The Julia Stoschek Foundation is a nonprofit arts and culture organization dedicated to the public presentation, advancement, conservation, and scholarship of time-based art. Across two publicly accessible exhibition spaces in Berlin and Düsseldorf, the Julia Stoschek Foundation presents pioneering media and performance art in large-scale exhibitions and discursive events. The foundation also manages the Julia Stoschek Collection (est. 2002), one of the world’s most comprehensive private collections of time-based art.

With over 1,000 artworks by 300 artists from the 1960s to today, the collection spans video, film, single- and multi-channel moving-image installation, multimedia environments, performance, sound, and virtual reality.

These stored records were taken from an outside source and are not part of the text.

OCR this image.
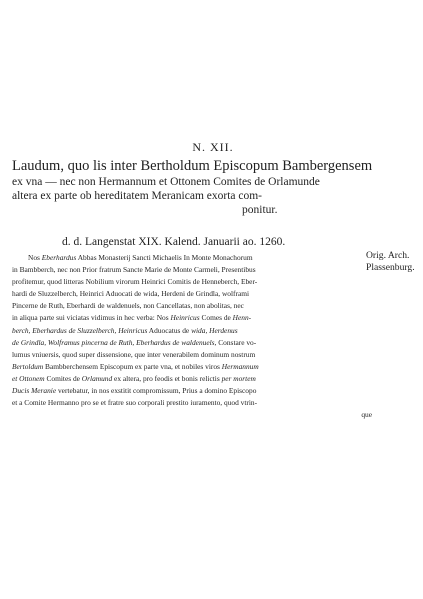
N. XII.
Laudum, quo lis inter Bertholdum Episcopum Bambergensem
ex vna — nec non Hermannum et Ottonem Comites de Orlamunde
altera ex parte ob hereditatem Meranicam exorta com-
ponitur.
d. d. Langenstat XIX. Kalend. Januarii ao. 1260.
Orig. Arch.
Plassenburg.
Nos Eberhardus Abbas Monasterij Sancti Michaelis In Monte Monachorum
in Bambberch, nec non Prior fratrum Sancte Marie de Monte Carmeli, Presentibus
profitemur, quod litteras Nobilium virorum Heinrici Comitis de Henneberch, Eber-
hardi de Sluzzelberch, Heinrici Aduocati de wida, Herdeni de Grindla, wolframi
Pincerne de Ruth, Eberhardi de waldenuels, non Cancellatas, non abolitas, nec
in aliqua parte sui viciatas vidimus in hec verba: Nos Heinricus Comes de Henn-
berch, Eberhardus de Sluzzelberch, Heinricus Aduocatus de wida, Herdenus
de Grindla, Wolframus pincerna de Ruth, Eberhardus de waldenuels, Constare vo-
lumus vniuersis, quod super dissensione, que inter venerabilem dominum nostrum
Bertoldum Bambberchensem Episcopum ex parte vna, et nobiles viros Hermannum
et Ottonem Comites de Orlamund ex altera, pro feodis et bonis relictis per mortem
Ducis Meranie vertebatur, in nos exstitit compromissum, Prius a domino Episcopo
et a Comite Hermanno pro se et fratre suo corporali prestito iuramento, quod vtrin-
que
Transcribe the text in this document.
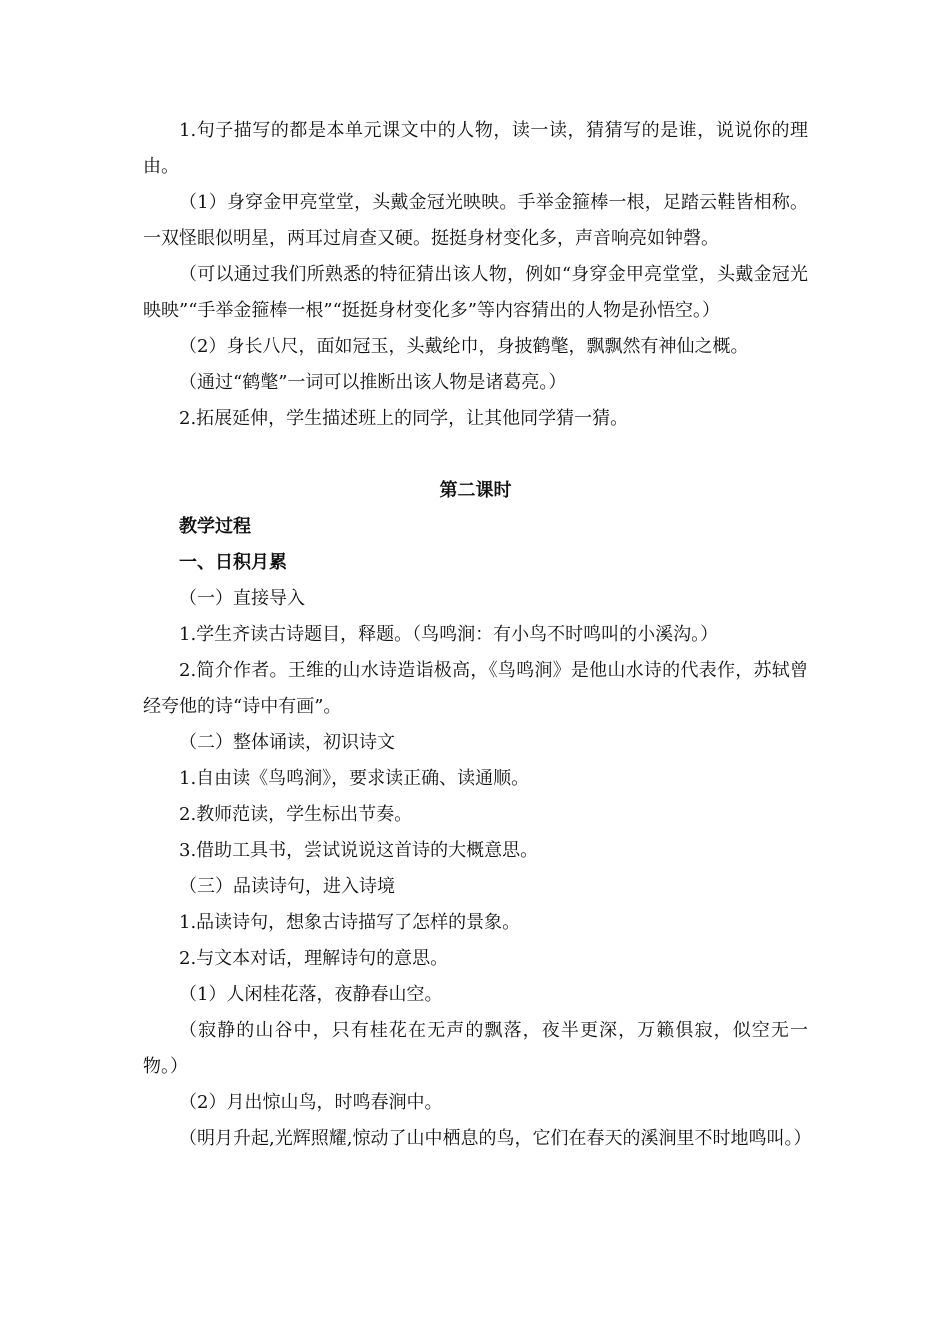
1.句子描写的都是本单元课文中的人物，读一读，猜猜写的是谁，说说你的理由。

（1）身穿金甲亮堂堂，头戴金冠光映映。手举金箍棒一根，足踏云鞋皆相称。一双怪眼似明星，两耳过肩查又硬。挺挺身材变化多，声音响亮如钟磬。

（可以通过我们所熟悉的特征猜出该人物，例如“身穿金甲亮堂堂，头戴金冠光映映”“手举金箍棒一根”“挺挺身材变化多”等内容猜出的人物是孙悟空。）

（2）身长八尺，面如冠玉，头戴纶巾，身披鹤氅，飘飘然有神仙之概。

（通过“鹤氅”一词可以推断出该人物是诸葛亮。）

2.拓展延伸，学生描述班上的同学，让其他同学猜一猜。

第二课时

教学过程

一、日积月累

（一）直接导入

1.学生齐读古诗题目，释题。（鸟鸣涧：有小鸟不时鸣叫的小溪沟。）

2.简介作者。王维的山水诗造诣极高，《鸟鸣涧》是他山水诗的代表作，苏轼曾经夸他的诗“诗中有画”。

（二）整体诵读，初识诗文

1.自由读《鸟鸣涧》，要求读正确、读通顺。

2.教师范读，学生标出节奏。

3.借助工具书，尝试说说这首诗的大概意思。

（三）品读诗句，进入诗境

1.品读诗句，想象古诗描写了怎样的景象。

2.与文本对话，理解诗句的意思。

（1）人闲桂花落，夜静春山空。

（寂静的山谷中，只有桂花在无声的飘落，夜半更深，万籁俱寂，似空无一物。）

（2）月出惊山鸟，时鸣春涧中。

（明月升起,光辉照耀,惊动了山中栖息的鸟，它们在春天的溪涧里不时地鸣叫。）
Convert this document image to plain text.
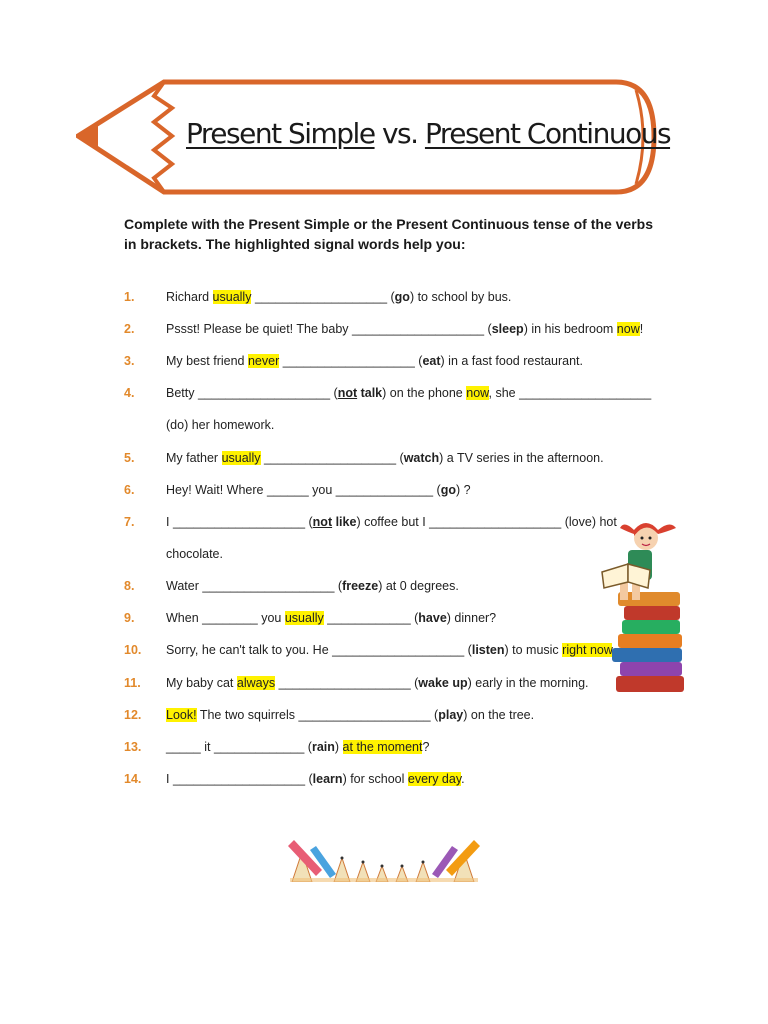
Present Simple vs. Present Continuous
Complete with the Present Simple or the Present Continuous tense of the verbs in brackets. The highlighted signal words help you:
1.	Richard usually ___________________ (go) to school by bus.
2.	Pssst! Please be quiet! The baby ___________________ (sleep) in his bedroom now!
3.	My best friend never ___________________ (eat) in a fast food restaurant.
4.	Betty ___________________ (not talk) on the phone now, she ___________________
(do) her homework.
5.	My father usually ___________________ (watch) a TV series in the afternoon.
6.	Hey! Wait! Where ______ you ______________ (go) ?
7.	I ___________________ (not like) coffee but I ___________________ (love) hot
chocolate.
8.	Water ___________________ (freeze) at 0 degrees.
9.	When ________ you usually ____________ (have) dinner?
10. Sorry, he can't talk to you. He ___________________ (listen) to music right now
11. My baby cat always ___________________ (wake up) early in the morning.
12. Look! The two squirrels ___________________ (play) on the tree.
13. _____ it _____________ (rain) at the moment?
14. I ___________________ (learn) for school every day.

Photography, sculpture, and painting supplement its time-based emphasis.

Artworks from the collection have been presented in solo and group exhibitions in Düsseldorf since 2007. In 2016, a second exhibition space opened in Berlin-Mitte. Both spaces feature a wide-ranging outreach program, including guided tours, screenings, lectures, artist talks, and workshops, providing diverse audiences with the opportunity to engage with time-based art on different levels and from different perspectives.